I cringed when Dan's column appeared yesterday, worried that it portended three (or four) straight overwrought pieces on the Yankees-Red Sox series this week.
Thankfully, he didn't write today (maybe there is a God), thus sparing all of us from the episodic narcolepsy his work brings on.
Yesterdays' column was his usual pre-series rundown of all the mindless stats comparing the two teams. Simply mind-numbing.
Just as predictably, he dragged out all the side stories between the teams over the past few years, plus a few that had nothing to do with the rivalry.
Pursuant to the latter, for example, he recalled "Theo Epstein's Machiavellian power play," as if Theo sat around conjuring up ways to trick John Henry into handing his the reins to the ballclub ("I bet if I quit my job, John Henry would have to make me the GM. Wouldn't that be clever? ... [A few months later] ... Oh wait, I already was the GM. Oops!") Is Shaughnessy really Geraldo Rivera with makeup and a perm?

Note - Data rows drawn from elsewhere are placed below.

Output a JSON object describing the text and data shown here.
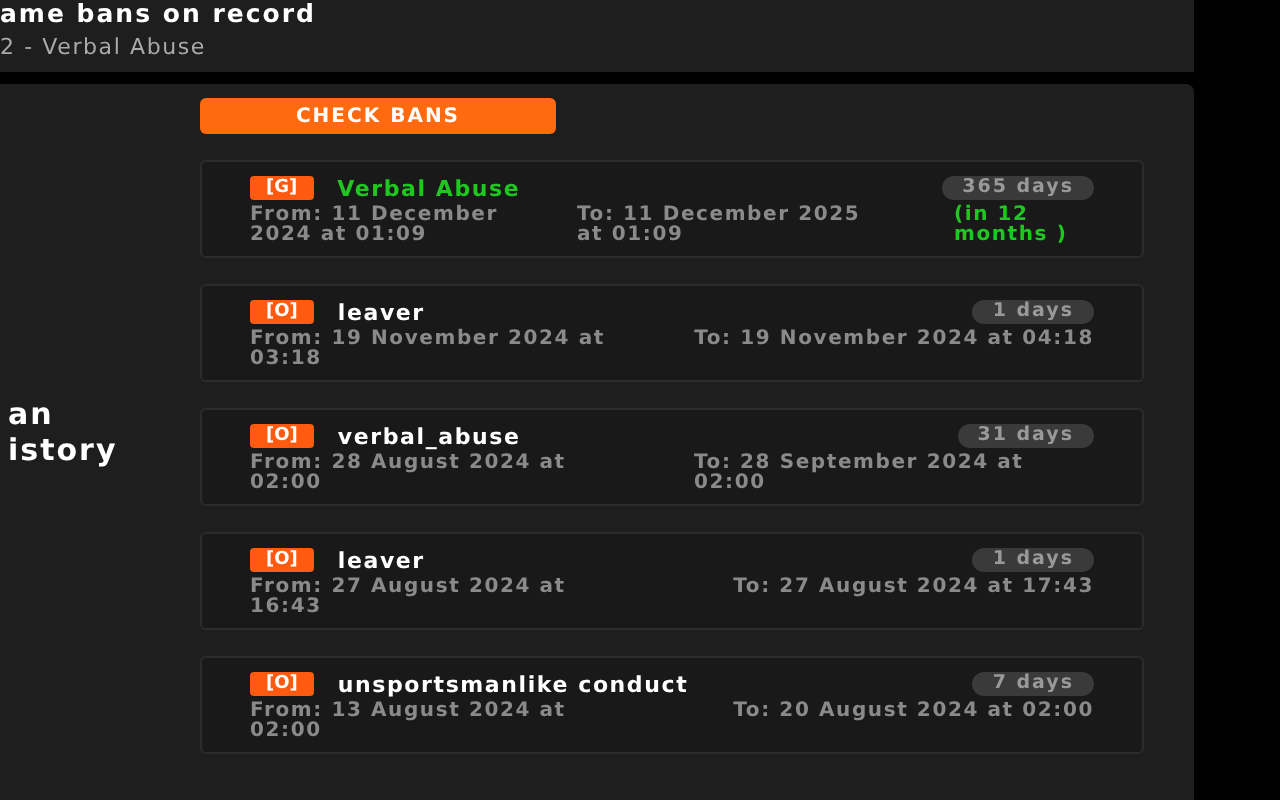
{
  "header": {
    "title": "ame bans on record",
    "subtitle": "2 - Verbal Abuse"
  },
  "section": {
    "title_lines": [
      "an",
      "istory"
    ]
  },
  "check_button": "CHECK BANS",
  "bans": [
    {
      "tag": "[G]",
      "reason": "Verbal Abuse",
      "active": true,
      "duration": "365 days",
      "from": "From: 11 December 2024 at 01:09",
      "to": "To: 11 December 2025 at 01:09",
      "relative": "(in 12 months )"
    },
    {
      "tag": "[O]",
      "reason": "leaver",
      "active": false,
      "duration": "1 days",
      "from": "From: 19 November 2024 at 03:18",
      "to": "To: 19 November 2024 at 04:18"
    },
    {
      "tag": "[O]",
      "reason": "verbal_abuse",
      "active": false,
      "duration": "31 days",
      "from": "From: 28 August 2024 at 02:00",
      "to": "To: 28 September 2024 at 02:00"
    },
    {
      "tag": "[O]",
      "reason": "leaver",
      "active": false,
      "duration": "1 days",
      "from": "From: 27 August 2024 at 16:43",
      "to": "To: 27 August 2024 at 17:43"
    },
    {
      "tag": "[O]",
      "reason": "unsportsmanlike conduct",
      "active": false,
      "duration": "7 days",
      "from": "From: 13 August 2024 at 02:00",
      "to": "To: 20 August 2024 at 02:00"
    }
  ]
}
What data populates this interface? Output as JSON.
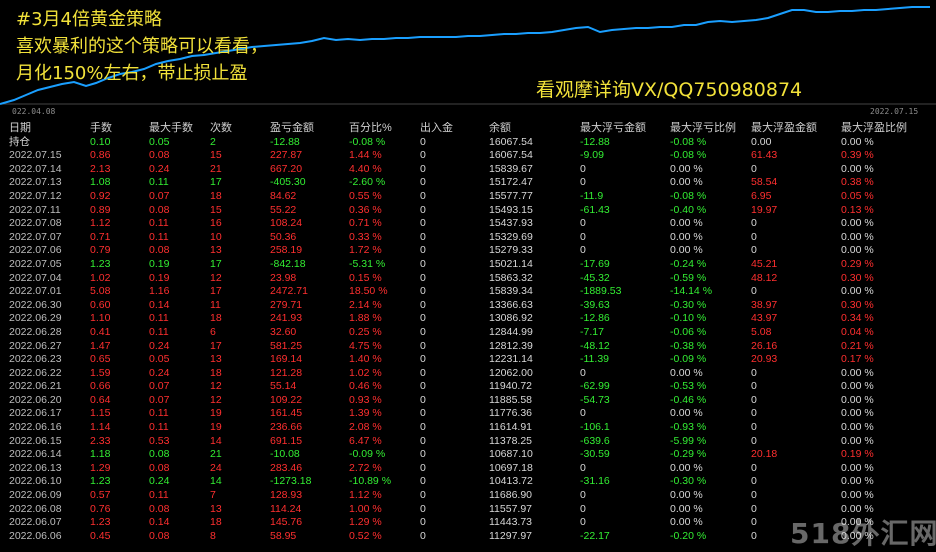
{
  "chart": {
    "caption_lines": [
      "#3月4倍黄金策略",
      "喜欢暴利的这个策略可以看看，",
      "月化150%左右，带止损止盈"
    ],
    "contact": "看观摩详询VX/QQ750980874",
    "date_start": "022.04.08",
    "date_end": "2022.07.15",
    "line_color": "#1a9fff"
  },
  "table": {
    "headers": [
      "日期",
      "手数",
      "最大手数",
      "次数",
      "盈亏金额",
      "百分比%",
      "出入金",
      "余额",
      "最大浮亏金额",
      "最大浮亏比例",
      "最大浮盈金额",
      "最大浮盈比例"
    ],
    "rows": [
      {
        "cells": [
          "持仓",
          "0.10",
          "0.05",
          "2",
          "-12.88",
          "-0.08 %",
          "0",
          "16067.54",
          "-12.88",
          "-0.08 %",
          "0.00",
          "0.00 %"
        ],
        "colors": [
          "w",
          "g",
          "g",
          "g",
          "g",
          "g",
          "w",
          "w",
          "g",
          "g",
          "w",
          "w"
        ],
        "hold": true
      },
      {
        "cells": [
          "2022.07.15",
          "0.86",
          "0.08",
          "15",
          "227.87",
          "1.44 %",
          "0",
          "16067.54",
          "-9.09",
          "-0.08 %",
          "61.43",
          "0.39 %"
        ],
        "colors": [
          "d",
          "r",
          "r",
          "r",
          "r",
          "r",
          "w",
          "w",
          "g",
          "g",
          "r",
          "r"
        ]
      },
      {
        "cells": [
          "2022.07.14",
          "2.13",
          "0.24",
          "21",
          "667.20",
          "4.40 %",
          "0",
          "15839.67",
          "0",
          "0.00 %",
          "0",
          "0.00 %"
        ],
        "colors": [
          "d",
          "r",
          "r",
          "r",
          "r",
          "r",
          "w",
          "w",
          "w",
          "w",
          "w",
          "w"
        ]
      },
      {
        "cells": [
          "2022.07.13",
          "1.08",
          "0.11",
          "17",
          "-405.30",
          "-2.60 %",
          "0",
          "15172.47",
          "0",
          "0.00 %",
          "58.54",
          "0.38 %"
        ],
        "colors": [
          "d",
          "g",
          "g",
          "g",
          "g",
          "g",
          "w",
          "w",
          "w",
          "w",
          "r",
          "r"
        ]
      },
      {
        "cells": [
          "2022.07.12",
          "0.92",
          "0.07",
          "18",
          "84.62",
          "0.55 %",
          "0",
          "15577.77",
          "-11.9",
          "-0.08 %",
          "6.95",
          "0.05 %"
        ],
        "colors": [
          "d",
          "r",
          "r",
          "r",
          "r",
          "r",
          "w",
          "w",
          "g",
          "g",
          "r",
          "r"
        ]
      },
      {
        "cells": [
          "2022.07.11",
          "0.89",
          "0.08",
          "15",
          "55.22",
          "0.36 %",
          "0",
          "15493.15",
          "-61.43",
          "-0.40 %",
          "19.97",
          "0.13 %"
        ],
        "colors": [
          "d",
          "r",
          "r",
          "r",
          "r",
          "r",
          "w",
          "w",
          "g",
          "g",
          "r",
          "r"
        ]
      },
      {
        "cells": [
          "2022.07.08",
          "1.12",
          "0.11",
          "16",
          "108.24",
          "0.71 %",
          "0",
          "15437.93",
          "0",
          "0.00 %",
          "0",
          "0.00 %"
        ],
        "colors": [
          "d",
          "r",
          "r",
          "r",
          "r",
          "r",
          "w",
          "w",
          "w",
          "w",
          "w",
          "w"
        ]
      },
      {
        "cells": [
          "2022.07.07",
          "0.71",
          "0.11",
          "10",
          "50.36",
          "0.33 %",
          "0",
          "15329.69",
          "0",
          "0.00 %",
          "0",
          "0.00 %"
        ],
        "colors": [
          "d",
          "r",
          "r",
          "r",
          "r",
          "r",
          "w",
          "w",
          "w",
          "w",
          "w",
          "w"
        ]
      },
      {
        "cells": [
          "2022.07.06",
          "0.79",
          "0.08",
          "13",
          "258.19",
          "1.72 %",
          "0",
          "15279.33",
          "0",
          "0.00 %",
          "0",
          "0.00 %"
        ],
        "colors": [
          "d",
          "r",
          "r",
          "r",
          "r",
          "r",
          "w",
          "w",
          "w",
          "w",
          "w",
          "w"
        ]
      },
      {
        "cells": [
          "2022.07.05",
          "1.23",
          "0.19",
          "17",
          "-842.18",
          "-5.31 %",
          "0",
          "15021.14",
          "-17.69",
          "-0.24 %",
          "45.21",
          "0.29 %"
        ],
        "colors": [
          "d",
          "g",
          "g",
          "g",
          "g",
          "g",
          "w",
          "w",
          "g",
          "g",
          "r",
          "r"
        ]
      },
      {
        "cells": [
          "2022.07.04",
          "1.02",
          "0.19",
          "12",
          "23.98",
          "0.15 %",
          "0",
          "15863.32",
          "-45.32",
          "-0.59 %",
          "48.12",
          "0.30 %"
        ],
        "colors": [
          "d",
          "r",
          "r",
          "r",
          "r",
          "r",
          "w",
          "w",
          "g",
          "g",
          "r",
          "r"
        ]
      },
      {
        "cells": [
          "2022.07.01",
          "5.08",
          "1.16",
          "17",
          "2472.71",
          "18.50 %",
          "0",
          "15839.34",
          "-1889.53",
          "-14.14 %",
          "0",
          "0.00 %"
        ],
        "colors": [
          "d",
          "r",
          "r",
          "r",
          "r",
          "r",
          "w",
          "w",
          "g",
          "g",
          "w",
          "w"
        ]
      },
      {
        "cells": [
          "2022.06.30",
          "0.60",
          "0.14",
          "11",
          "279.71",
          "2.14 %",
          "0",
          "13366.63",
          "-39.63",
          "-0.30 %",
          "38.97",
          "0.30 %"
        ],
        "colors": [
          "d",
          "r",
          "r",
          "r",
          "r",
          "r",
          "w",
          "w",
          "g",
          "g",
          "r",
          "r"
        ]
      },
      {
        "cells": [
          "2022.06.29",
          "1.10",
          "0.11",
          "18",
          "241.93",
          "1.88 %",
          "0",
          "13086.92",
          "-12.86",
          "-0.10 %",
          "43.97",
          "0.34 %"
        ],
        "colors": [
          "d",
          "r",
          "r",
          "r",
          "r",
          "r",
          "w",
          "w",
          "g",
          "g",
          "r",
          "r"
        ]
      },
      {
        "cells": [
          "2022.06.28",
          "0.41",
          "0.11",
          "6",
          "32.60",
          "0.25 %",
          "0",
          "12844.99",
          "-7.17",
          "-0.06 %",
          "5.08",
          "0.04 %"
        ],
        "colors": [
          "d",
          "r",
          "r",
          "r",
          "r",
          "r",
          "w",
          "w",
          "g",
          "g",
          "r",
          "r"
        ]
      },
      {
        "cells": [
          "2022.06.27",
          "1.47",
          "0.24",
          "17",
          "581.25",
          "4.75 %",
          "0",
          "12812.39",
          "-48.12",
          "-0.38 %",
          "26.16",
          "0.21 %"
        ],
        "colors": [
          "d",
          "r",
          "r",
          "r",
          "r",
          "r",
          "w",
          "w",
          "g",
          "g",
          "r",
          "r"
        ]
      },
      {
        "cells": [
          "2022.06.23",
          "0.65",
          "0.05",
          "13",
          "169.14",
          "1.40 %",
          "0",
          "12231.14",
          "-11.39",
          "-0.09 %",
          "20.93",
          "0.17 %"
        ],
        "colors": [
          "d",
          "r",
          "r",
          "r",
          "r",
          "r",
          "w",
          "w",
          "g",
          "g",
          "r",
          "r"
        ]
      },
      {
        "cells": [
          "2022.06.22",
          "1.59",
          "0.24",
          "18",
          "121.28",
          "1.02 %",
          "0",
          "12062.00",
          "0",
          "0.00 %",
          "0",
          "0.00 %"
        ],
        "colors": [
          "d",
          "r",
          "r",
          "r",
          "r",
          "r",
          "w",
          "w",
          "w",
          "w",
          "w",
          "w"
        ]
      },
      {
        "cells": [
          "2022.06.21",
          "0.66",
          "0.07",
          "12",
          "55.14",
          "0.46 %",
          "0",
          "11940.72",
          "-62.99",
          "-0.53 %",
          "0",
          "0.00 %"
        ],
        "colors": [
          "d",
          "r",
          "r",
          "r",
          "r",
          "r",
          "w",
          "w",
          "g",
          "g",
          "w",
          "w"
        ]
      },
      {
        "cells": [
          "2022.06.20",
          "0.64",
          "0.07",
          "12",
          "109.22",
          "0.93 %",
          "0",
          "11885.58",
          "-54.73",
          "-0.46 %",
          "0",
          "0.00 %"
        ],
        "colors": [
          "d",
          "r",
          "r",
          "r",
          "r",
          "r",
          "w",
          "w",
          "g",
          "g",
          "w",
          "w"
        ]
      },
      {
        "cells": [
          "2022.06.17",
          "1.15",
          "0.11",
          "19",
          "161.45",
          "1.39 %",
          "0",
          "11776.36",
          "0",
          "0.00 %",
          "0",
          "0.00 %"
        ],
        "colors": [
          "d",
          "r",
          "r",
          "r",
          "r",
          "r",
          "w",
          "w",
          "w",
          "w",
          "w",
          "w"
        ]
      },
      {
        "cells": [
          "2022.06.16",
          "1.14",
          "0.11",
          "19",
          "236.66",
          "2.08 %",
          "0",
          "11614.91",
          "-106.1",
          "-0.93 %",
          "0",
          "0.00 %"
        ],
        "colors": [
          "d",
          "r",
          "r",
          "r",
          "r",
          "r",
          "w",
          "w",
          "g",
          "g",
          "w",
          "w"
        ]
      },
      {
        "cells": [
          "2022.06.15",
          "2.33",
          "0.53",
          "14",
          "691.15",
          "6.47 %",
          "0",
          "11378.25",
          "-639.6",
          "-5.99 %",
          "0",
          "0.00 %"
        ],
        "colors": [
          "d",
          "r",
          "r",
          "r",
          "r",
          "r",
          "w",
          "w",
          "g",
          "g",
          "w",
          "w"
        ]
      },
      {
        "cells": [
          "2022.06.14",
          "1.18",
          "0.08",
          "21",
          "-10.08",
          "-0.09 %",
          "0",
          "10687.10",
          "-30.59",
          "-0.29 %",
          "20.18",
          "0.19 %"
        ],
        "colors": [
          "d",
          "g",
          "g",
          "g",
          "g",
          "g",
          "w",
          "w",
          "g",
          "g",
          "r",
          "r"
        ]
      },
      {
        "cells": [
          "2022.06.13",
          "1.29",
          "0.08",
          "24",
          "283.46",
          "2.72 %",
          "0",
          "10697.18",
          "0",
          "0.00 %",
          "0",
          "0.00 %"
        ],
        "colors": [
          "d",
          "r",
          "r",
          "r",
          "r",
          "r",
          "w",
          "w",
          "w",
          "w",
          "w",
          "w"
        ]
      },
      {
        "cells": [
          "2022.06.10",
          "1.23",
          "0.24",
          "14",
          "-1273.18",
          "-10.89 %",
          "0",
          "10413.72",
          "-31.16",
          "-0.30 %",
          "0",
          "0.00 %"
        ],
        "colors": [
          "d",
          "g",
          "g",
          "g",
          "g",
          "g",
          "w",
          "w",
          "g",
          "g",
          "w",
          "w"
        ]
      },
      {
        "cells": [
          "2022.06.09",
          "0.57",
          "0.11",
          "7",
          "128.93",
          "1.12 %",
          "0",
          "11686.90",
          "0",
          "0.00 %",
          "0",
          "0.00 %"
        ],
        "colors": [
          "d",
          "r",
          "r",
          "r",
          "r",
          "r",
          "w",
          "w",
          "w",
          "w",
          "w",
          "w"
        ]
      },
      {
        "cells": [
          "2022.06.08",
          "0.76",
          "0.08",
          "13",
          "114.24",
          "1.00 %",
          "0",
          "11557.97",
          "0",
          "0.00 %",
          "0",
          "0.00 %"
        ],
        "colors": [
          "d",
          "r",
          "r",
          "r",
          "r",
          "r",
          "w",
          "w",
          "w",
          "w",
          "w",
          "w"
        ]
      },
      {
        "cells": [
          "2022.06.07",
          "1.23",
          "0.14",
          "18",
          "145.76",
          "1.29 %",
          "0",
          "11443.73",
          "0",
          "0.00 %",
          "0",
          "0.00 %"
        ],
        "colors": [
          "d",
          "r",
          "r",
          "r",
          "r",
          "r",
          "w",
          "w",
          "w",
          "w",
          "w",
          "w"
        ]
      },
      {
        "cells": [
          "2022.06.06",
          "0.45",
          "0.08",
          "8",
          "58.95",
          "0.52 %",
          "0",
          "11297.97",
          "-22.17",
          "-0.20 %",
          "0",
          "0.00 %"
        ],
        "colors": [
          "d",
          "r",
          "r",
          "r",
          "r",
          "r",
          "w",
          "w",
          "g",
          "g",
          "w",
          "w"
        ]
      }
    ]
  },
  "watermark": "518外汇网"
}
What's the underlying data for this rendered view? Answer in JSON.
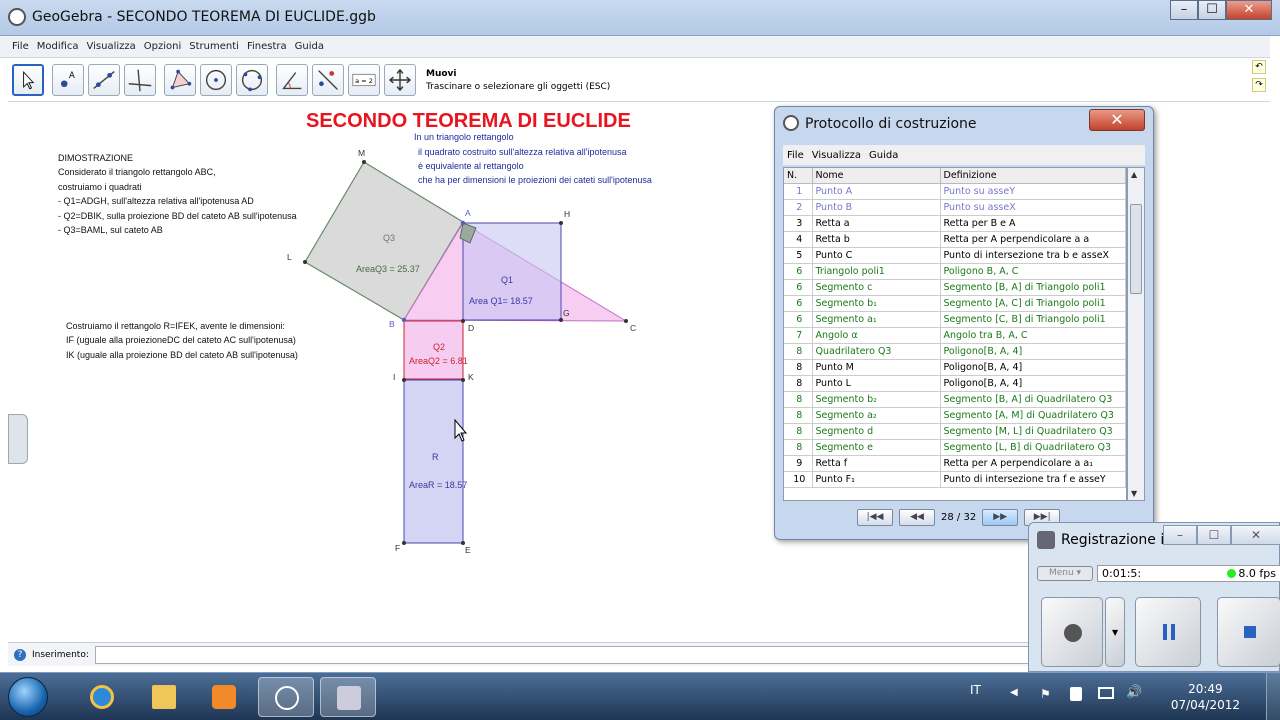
{
  "window": {
    "title": "GeoGebra - SECONDO TEOREMA DI EUCLIDE.ggb"
  },
  "menu": [
    "File",
    "Modifica",
    "Visualizza",
    "Opzioni",
    "Strumenti",
    "Finestra",
    "Guida"
  ],
  "toolbar": {
    "tool_name": "Muovi",
    "tool_help": "Trascinare o selezionare gli oggetti (ESC)",
    "segment_label": "a = 2"
  },
  "graphics": {
    "heading": "SECONDO TEOREMA DI EUCLIDE",
    "statement": [
      "In un triangolo rettangolo",
      "il quadrato costruito sull'altezza relativa all'ipotenusa",
      "è equivalente al rettangolo",
      "che ha per dimensioni le proiezioni dei cateti sull'ipotenusa"
    ],
    "proof": [
      "DIMOSTRAZIONE",
      "Considerato il triangolo rettangolo ABC,",
      "costruiamo i quadrati",
      " - Q1=ADGH, sull'altezza relativa all'ipotenusa AD",
      " - Q2=DBIK,  sulla proiezione BD del cateto AB sull'ipotenusa",
      " - Q3=BAML,  sul cateto AB"
    ],
    "rect_text": [
      "Costruiamo il rettangolo R=IFEK, avente le dimensioni:",
      "IF (uguale alla proiezioneDC del cateto AC sull'ipotenusa)",
      "IK (uguale alla proiezione BD del cateto AB sull'ipotenusa)"
    ],
    "points": {
      "M": "M",
      "A": "A",
      "H": "H",
      "L": "L",
      "B": "B",
      "D": "D",
      "G": "G",
      "C": "C",
      "I": "I",
      "K": "K",
      "F": "F",
      "E": "E"
    },
    "labels": {
      "q3": "Q3",
      "area_q3": "AreaQ3 = 25.37",
      "q1": "Q1",
      "area_q1": "Area Q1= 18.57",
      "q2": "Q2",
      "area_q2": "AreaQ2 = 6.81",
      "r": "R",
      "area_r": "AreaR  = 18.57"
    },
    "colors": {
      "heading": "#e8141e",
      "statement": "#1f2a9c",
      "q3": "#7a8a7a",
      "q1": "#3a3aa8",
      "q2": "#c8242f",
      "r": "#3a3a9a"
    }
  },
  "input": {
    "label": "Inserimento:"
  },
  "protocol": {
    "title": "Protocollo di costruzione",
    "menu": [
      "File",
      "Visualizza",
      "Guida"
    ],
    "headers": [
      "N.",
      "Nome",
      "Definizione"
    ],
    "rows": [
      {
        "n": "1",
        "name": "Punto A",
        "def": "Punto su asseY",
        "color": "#7777cc"
      },
      {
        "n": "2",
        "name": "Punto B",
        "def": "Punto su asseX",
        "color": "#7777cc"
      },
      {
        "n": "3",
        "name": "Retta a",
        "def": "Retta per B e A",
        "color": "#000000"
      },
      {
        "n": "4",
        "name": "Retta b",
        "def": "Retta per A perpendicolare a a",
        "color": "#000000"
      },
      {
        "n": "5",
        "name": "Punto C",
        "def": "Punto di intersezione tra b e asseX",
        "color": "#000000"
      },
      {
        "n": "6",
        "name": "Triangolo poli1",
        "def": "Poligono B, A, C",
        "color": "#1a7a1a"
      },
      {
        "n": "6",
        "name": "Segmento c",
        "def": "Segmento [B, A] di Triangolo poli1",
        "color": "#1a7a1a"
      },
      {
        "n": "6",
        "name": "Segmento b₁",
        "def": "Segmento [A, C] di Triangolo poli1",
        "color": "#1a7a1a"
      },
      {
        "n": "6",
        "name": "Segmento a₁",
        "def": "Segmento [C, B] di Triangolo poli1",
        "color": "#1a7a1a"
      },
      {
        "n": "7",
        "name": "Angolo α",
        "def": "Angolo tra B, A, C",
        "color": "#1a7a1a"
      },
      {
        "n": "8",
        "name": "Quadrilatero Q3",
        "def": "Poligono[B, A, 4]",
        "color": "#1a7a1a"
      },
      {
        "n": "8",
        "name": "Punto M",
        "def": "Poligono[B, A, 4]",
        "color": "#000000"
      },
      {
        "n": "8",
        "name": "Punto L",
        "def": "Poligono[B, A, 4]",
        "color": "#000000"
      },
      {
        "n": "8",
        "name": "Segmento b₂",
        "def": "Segmento [B, A] di Quadrilatero Q3",
        "color": "#1a7a1a"
      },
      {
        "n": "8",
        "name": "Segmento a₂",
        "def": "Segmento [A, M] di Quadrilatero Q3",
        "color": "#1a7a1a"
      },
      {
        "n": "8",
        "name": "Segmento d",
        "def": "Segmento [M, L] di Quadrilatero Q3",
        "color": "#1a7a1a"
      },
      {
        "n": "8",
        "name": "Segmento e",
        "def": "Segmento [L, B] di Quadrilatero Q3",
        "color": "#1a7a1a"
      },
      {
        "n": "9",
        "name": "Retta f",
        "def": "Retta per A perpendicolare a a₁",
        "color": "#000000"
      },
      {
        "n": "10",
        "name": "Punto F₁",
        "def": "Punto di intersezione tra f e asseY",
        "color": "#000000"
      }
    ],
    "nav": {
      "first": "|◀◀",
      "prev": "◀◀",
      "page": "28 / 32",
      "next": "▶▶",
      "last": "▶▶|"
    }
  },
  "recorder": {
    "title": "Registrazione i...",
    "menu": "Menu",
    "time": "0:01:5:",
    "fps": "8.0 fps"
  },
  "taskbar": {
    "lang": "IT",
    "time": "20:49",
    "date": "07/04/2012"
  }
}
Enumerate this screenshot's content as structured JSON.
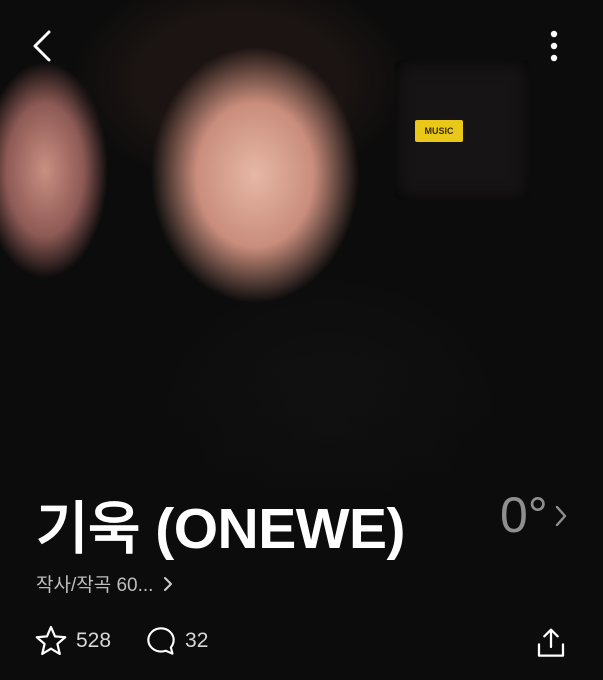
{
  "header": {
    "back_icon": "chevron-left-icon",
    "more_icon": "vertical-dots-icon"
  },
  "hero": {
    "amp_label": "MUSIC"
  },
  "artist": {
    "name": "기욱 (ONEWE)",
    "temperature": "0°",
    "credit_text": "작사/작곡 60..."
  },
  "actions": {
    "like_count": "528",
    "comment_count": "32",
    "share_icon": "share-icon"
  },
  "colors": {
    "background": "#0c0c0c",
    "title": "#ffffff",
    "muted": "#8f8f8f",
    "amp_label": "#e9c81a"
  }
}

And there was the obligatory discussion of Johnny Damon's departure: "Damon last winter became ... the latest in a century-long line of Red Sox stars who went to New York searching for fame, fortune, and a championship ring." Somehow it escapes The CHB that Damon already had all of that.
It's getting harder and harder to stick up for the guy.
Fuzzy math watch: "New York's lineup is simply spectacular (Bernie Williams batting ninth?)" Over the past two seasons (161 games, 545 at-bats) Williams is hitting a collective .246 with 13 homeruns and an OBP of .317. Yeah, he's another Babe Ruth.) On April 1 last year, The CHB called Williams "decaying," adding, "We expect poor Bernie to calcify in mid-stride sometime this season, much like Artis Gilmore in his final days." Wonder what changed?
Spoke-too-soon watch: "The Red Sox, meanwhile, appear vulnerable, never more than when Josh Bard tries to catch Tim Wakefield's knuckler, as he will tonight." Bard was traded before the game for Doug Mirabelli, who fielded the position flawlessly last night.